Tips for the Big Downsizing Move
Unless you have moved frequently over the years for job or other purposes, moving can be stressful. Here are a few tips.
If you are looking at making changes to your new home, whether it is painting or installing new flooring, renovate first! It is much easier to make changes in an empty house. Moving can be challenging enough without having to live in a construction zone for the first few months.
Label! Label! Label!
As you are packing, label each box well. Identify the room where the box should go and what is inside – say “kitchen-blender” or “living room-figurine collection”. Not only will that help movers determine where things should go in the new home, but it will also save countless time in going through boxes to try to find the television remote control (I have been here!) or your bath mat. Labeling also helps in determining which boxes you will want to unpack first and what can wait.
When you were younger, you may have had friends help you move by “bribing” them with pizza and beer. For a major downsize and move, consider hiring professionals. If you do, make sure you get requirements in writing and know what you are paying for. Put every detail in the contract.
Moving Day Emergency Kit
Create a moving day “emergency kit” box for when you get to your new home. Include things like scissors or box openers, toilet paper and paper towels, screwdrivers and a hammer. Also, remember phone chargers. Having paper plates, cups and plastic cutlery is also helpful if your first few meals will be takeout. Having an emergency kit on hand prevents trips to the store or having to frantically open boxes to find what you need.

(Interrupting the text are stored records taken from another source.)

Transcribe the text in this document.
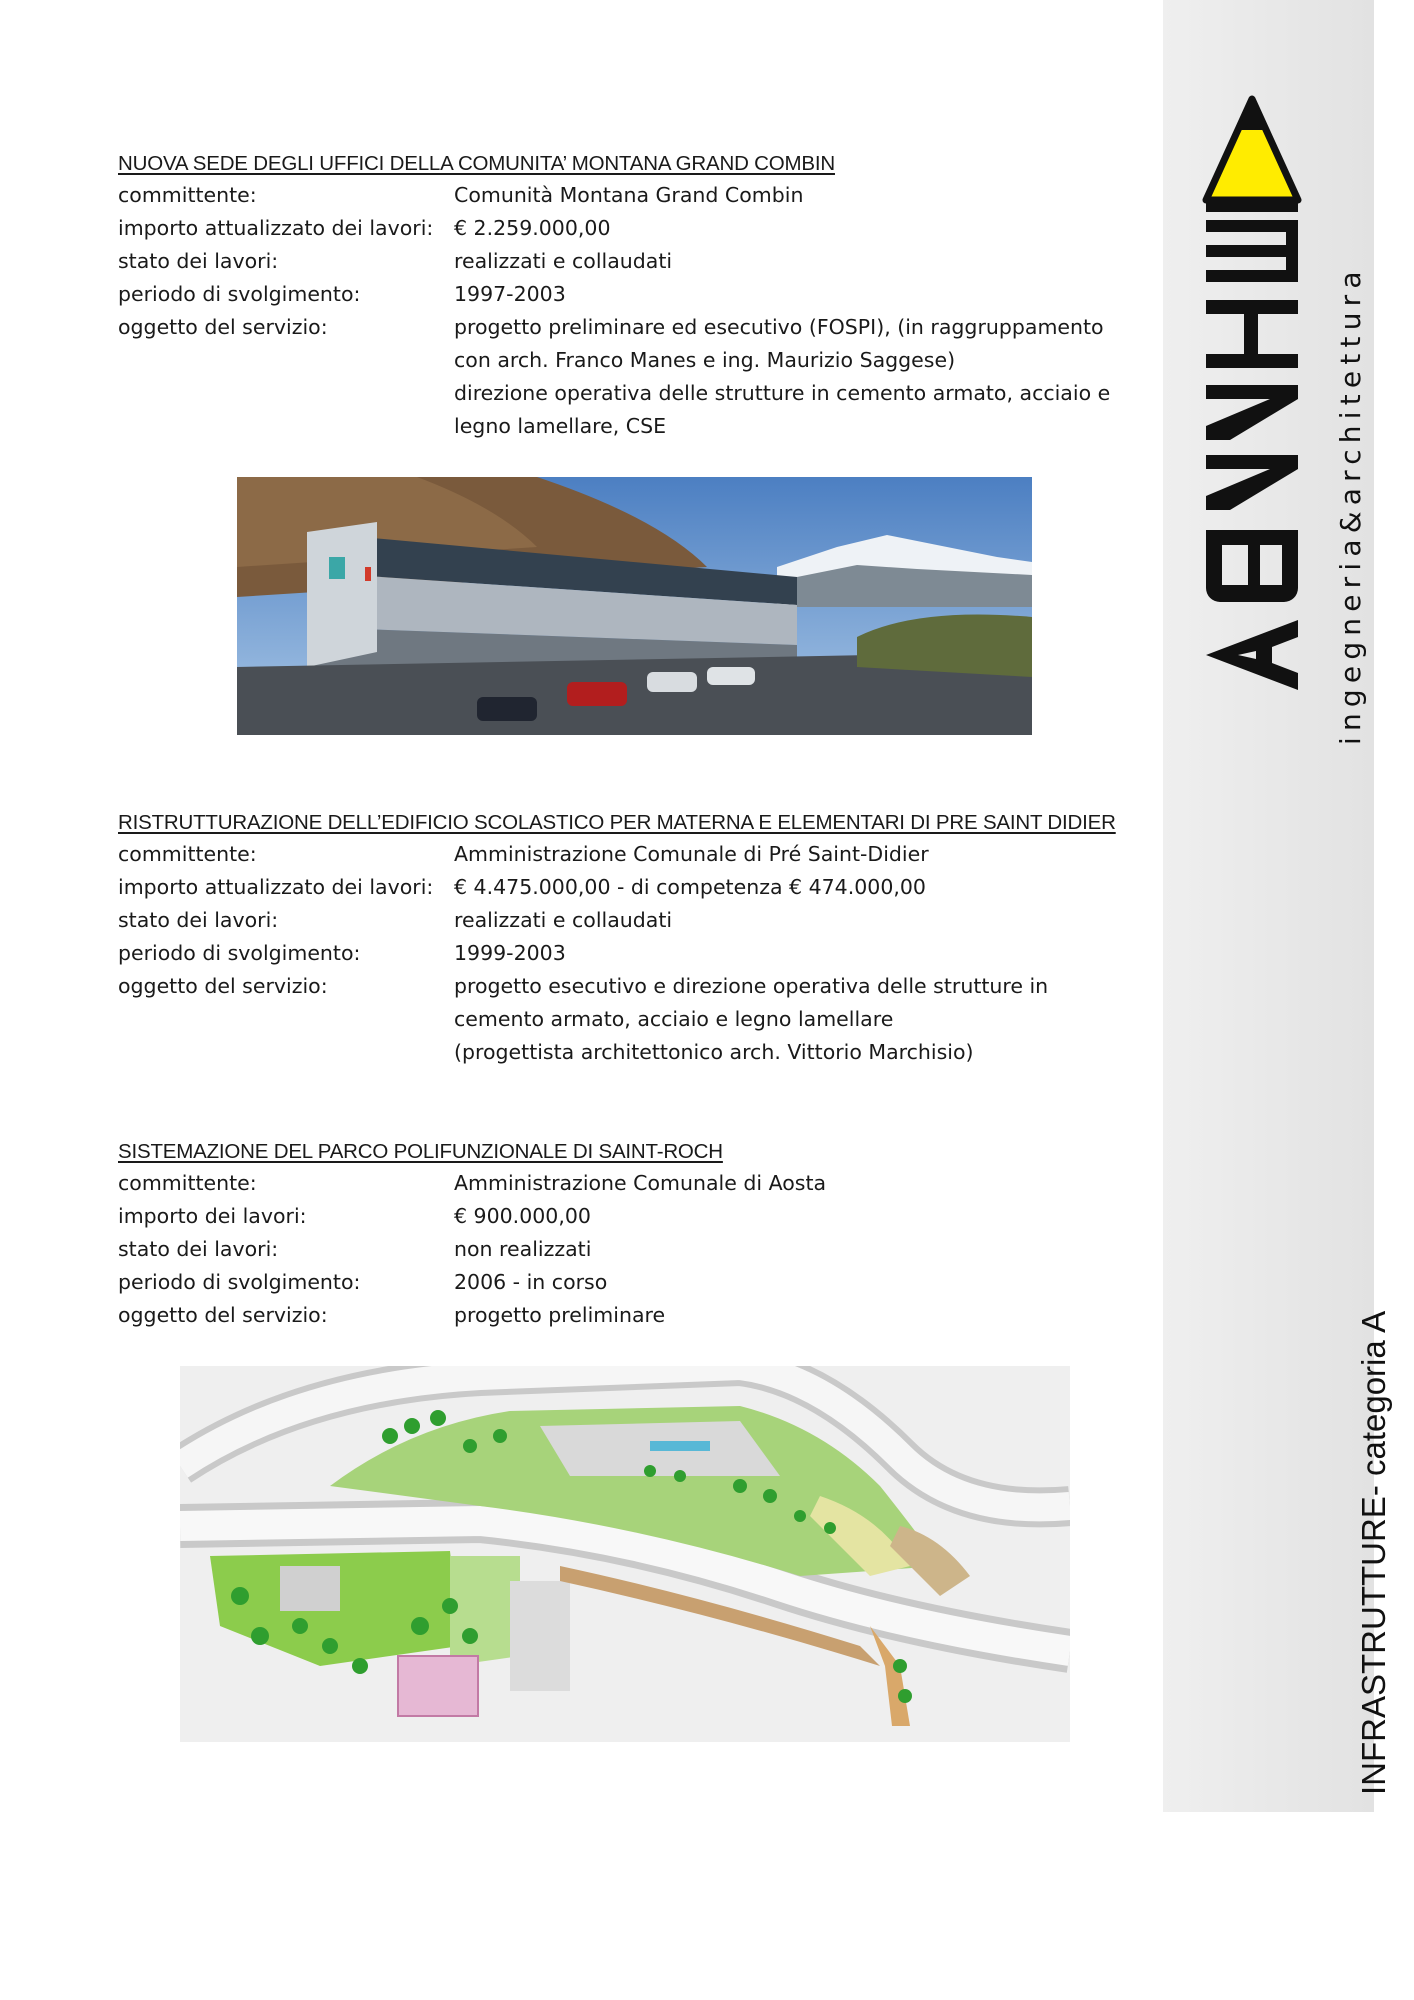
ingegneria&architettura
INFRASTRUTTURE- categoria A
NUOVA SEDE DEGLI UFFICI DELLA COMUNITA’ MONTANA GRAND COMBIN
committente:	Comunità Montana Grand Combin
importo attualizzato dei lavori:	€ 2.259.000,00
stato dei lavori:	realizzati e collaudati
periodo di svolgimento:	1997-2003
oggetto del servizio:	progetto preliminare ed esecutivo (FOSPI), (in raggruppamento
con arch. Franco Manes e ing. Maurizio Saggese)
direzione operativa delle strutture in cemento armato, acciaio e
legno lamellare, CSE
RISTRUTTURAZIONE DELL’EDIFICIO SCOLASTICO PER MATERNA E ELEMENTARI DI PRE SAINT DIDIER
committente:	Amministrazione Comunale di Pré Saint-Didier
importo attualizzato dei lavori:	€ 4.475.000,00 - di competenza € 474.000,00
stato dei lavori:	realizzati e collaudati
periodo di svolgimento:	1999-2003
oggetto del servizio:	progetto esecutivo e direzione operativa delle strutture in
cemento armato, acciaio e legno lamellare
(progettista architettonico arch. Vittorio Marchisio)
SISTEMAZIONE DEL PARCO POLIFUNZIONALE DI SAINT-ROCH
committente:	Amministrazione Comunale di Aosta
importo dei lavori:	€ 900.000,00
stato dei lavori:	non realizzati
periodo di svolgimento:	2006 - in corso
oggetto del servizio:	progetto preliminare
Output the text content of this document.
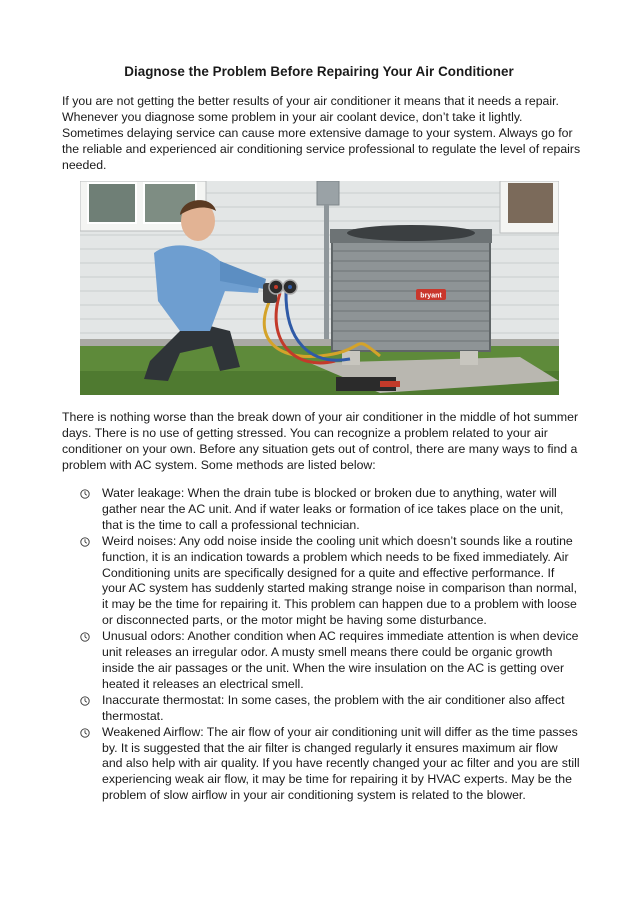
Diagnose the Problem Before Repairing Your Air Conditioner

If you are not getting the better results of your air conditioner it means that it needs a repair. Whenever you diagnose some problem in your air coolant device, don’t take it lightly. Sometimes delaying service can cause more extensive damage to your system. Always go for the reliable and experienced air conditioning service professional to regulate the level of repairs needed.

bryant

There is nothing worse than the break down of your air conditioner in the middle of hot summer days. There is no use of getting stressed. You can recognize a problem related to your air conditioner on your own. Before any situation gets out of control, there are many ways to find a problem with AC system. Some methods are listed below:

Water leakage: When the drain tube is blocked or broken due to anything, water will gather near the AC unit. And if water leaks or formation of ice takes place on the unit, that is the time to call a professional technician.
Weird noises: Any odd noise inside the cooling unit which doesn’t sounds like a routine function, it is an indication towards a problem which needs to be fixed immediately. Air Conditioning units are specifically designed for a quite and effective performance. If your AC system has suddenly started making strange noise in comparison than normal, it may be the time for repairing it. This problem can happen due to a problem with loose or disconnected parts, or the motor might be having some disturbance.
Unusual odors: Another condition when AC requires immediate attention is when device unit releases an irregular odor. A musty smell means there could be organic growth inside the air passages or the unit. When the wire insulation on the AC is getting over heated it releases an electrical smell.
Inaccurate thermostat: In some cases, the problem with the air conditioner also affect thermostat.
Weakened Airflow: The air flow of your air conditioning unit will differ as the time passes by. It is suggested that the air filter is changed regularly it ensures maximum air flow and also help with air quality. If you have recently changed your ac filter and you are still experiencing weak air flow, it may be time for repairing it by HVAC experts. May be the problem of slow airflow in your air conditioning system is related to the blower.
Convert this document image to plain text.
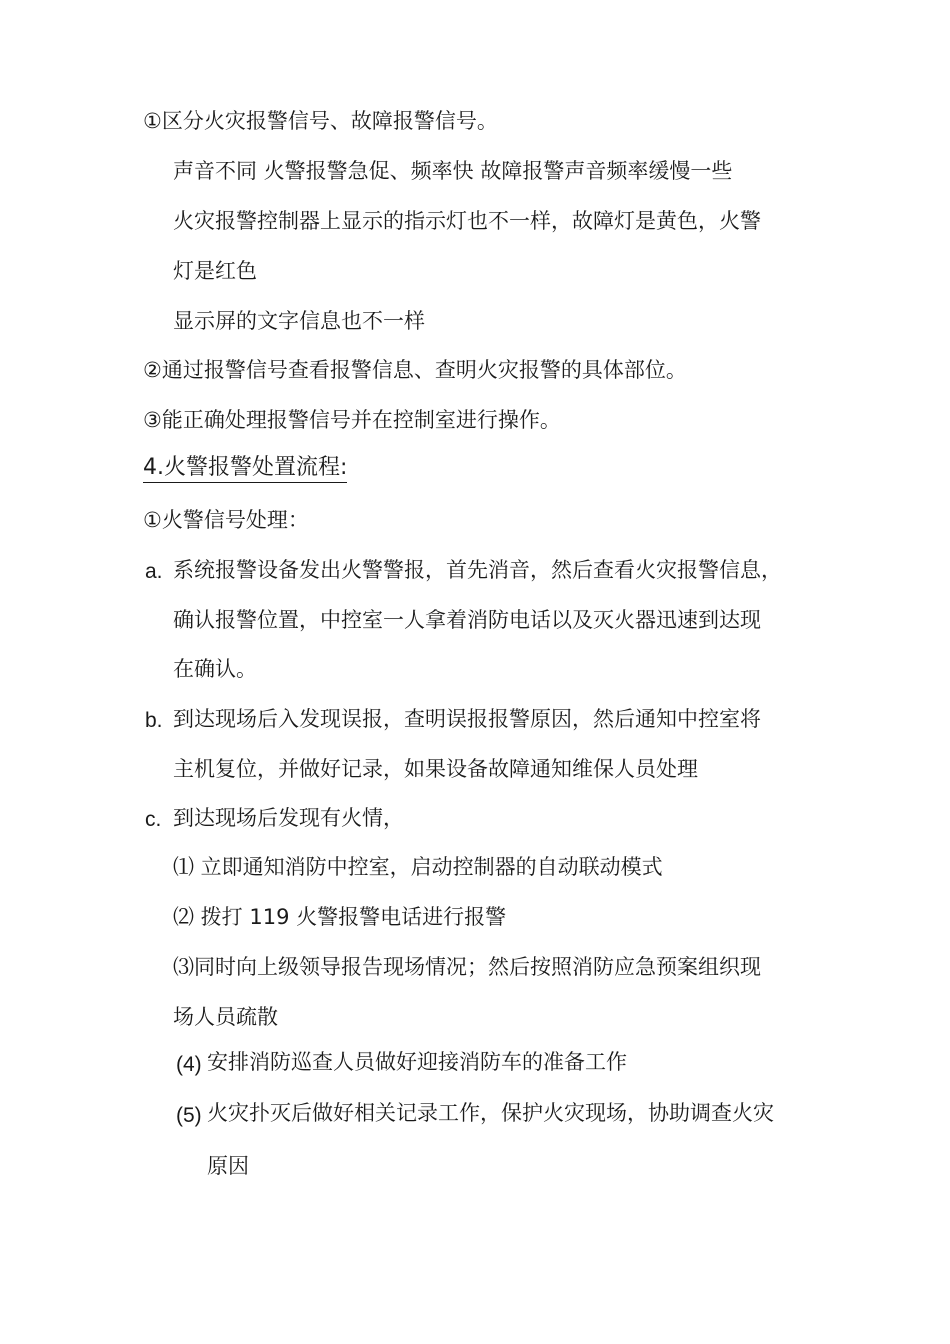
①区分火灾报警信号、故障报警信号。
声音不同 火警报警急促、频率快 故障报警声音频率缓慢一些
火灾报警控制器上显示的指示灯也不一样，故障灯是黄色，火警
灯是红色
显示屏的文字信息也不一样
②通过报警信号查看报警信息、查明火灾报警的具体部位。
③能正确处理报警信号并在控制室进行操作。
4.火警报警处置流程:
①火警信号处理：
a. 系统报警设备发出火警警报，首先消音，然后查看火灾报警信息，
确认报警位置，中控室一人拿着消防电话以及灭火器迅速到达现
在确认。
b. 到达现场后入发现误报，查明误报报警原因，然后通知中控室将
主机复位，并做好记录，如果设备故障通知维保人员处理
c. 到达现场后发现有火情，
⑴ 立即通知消防中控室，启动控制器的自动联动模式
⑵ 拨打 119 火警报警电话进行报警
⑶同时向上级领导报告现场情况；然后按照消防应急预案组织现
场人员疏散
(4) 安排消防巡查人员做好迎接消防车的准备工作
(5) 火灾扑灭后做好相关记录工作，保护火灾现场，协助调查火灾
原因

Downsizing Tips for the New Space
According to HGTV, here are some great downsizing tips for the new space.
Get Creative with Technology
Save space by reducing your technology footprint. Eliminate extra cables by having your printer connect to Wi-Fi instead. Chose a TV that mounts to the wall. Consider replacing your 1980’s stereo system with a portable turntable or download your music to your computer.
Shop for Versatility
Rather than filling a room with smaller pieces of furniture, consider buying one quality “statement” piece. Also, look for furniture that serves dual purposes – for instance a nightstand with open storage that can act as a bookshelves or an ottoman that opens to store blankets. Put a cloth on an old table to give it a fresh look and to give you additional space underneath. Also, invest in items to hang on walls or ceilings to save room.
In a smaller space, every item should have a purpose. According to Mark Dykstra, CPO, President Elect for the National Association of Professional Organizers, “be conscious of what you let into your mind, life and environment and how you choose to spend your time and resources moving forward. This is the secret to feeling and living well.
Experts say the best tip to downsizing in retirement is to acknowledge your feelings and allow yourself to grieve. According to psychiatrist Gary W. Small, “for a large part of our life we are building, creating, amassing. When we are downsizing we are going in the opposite direction. We don’t need as much space; there is an empty next.” Small suggest focusing on what you have to look forward to – new activities, new friends and new places to explore.
“Think of downsizing as an adventure.”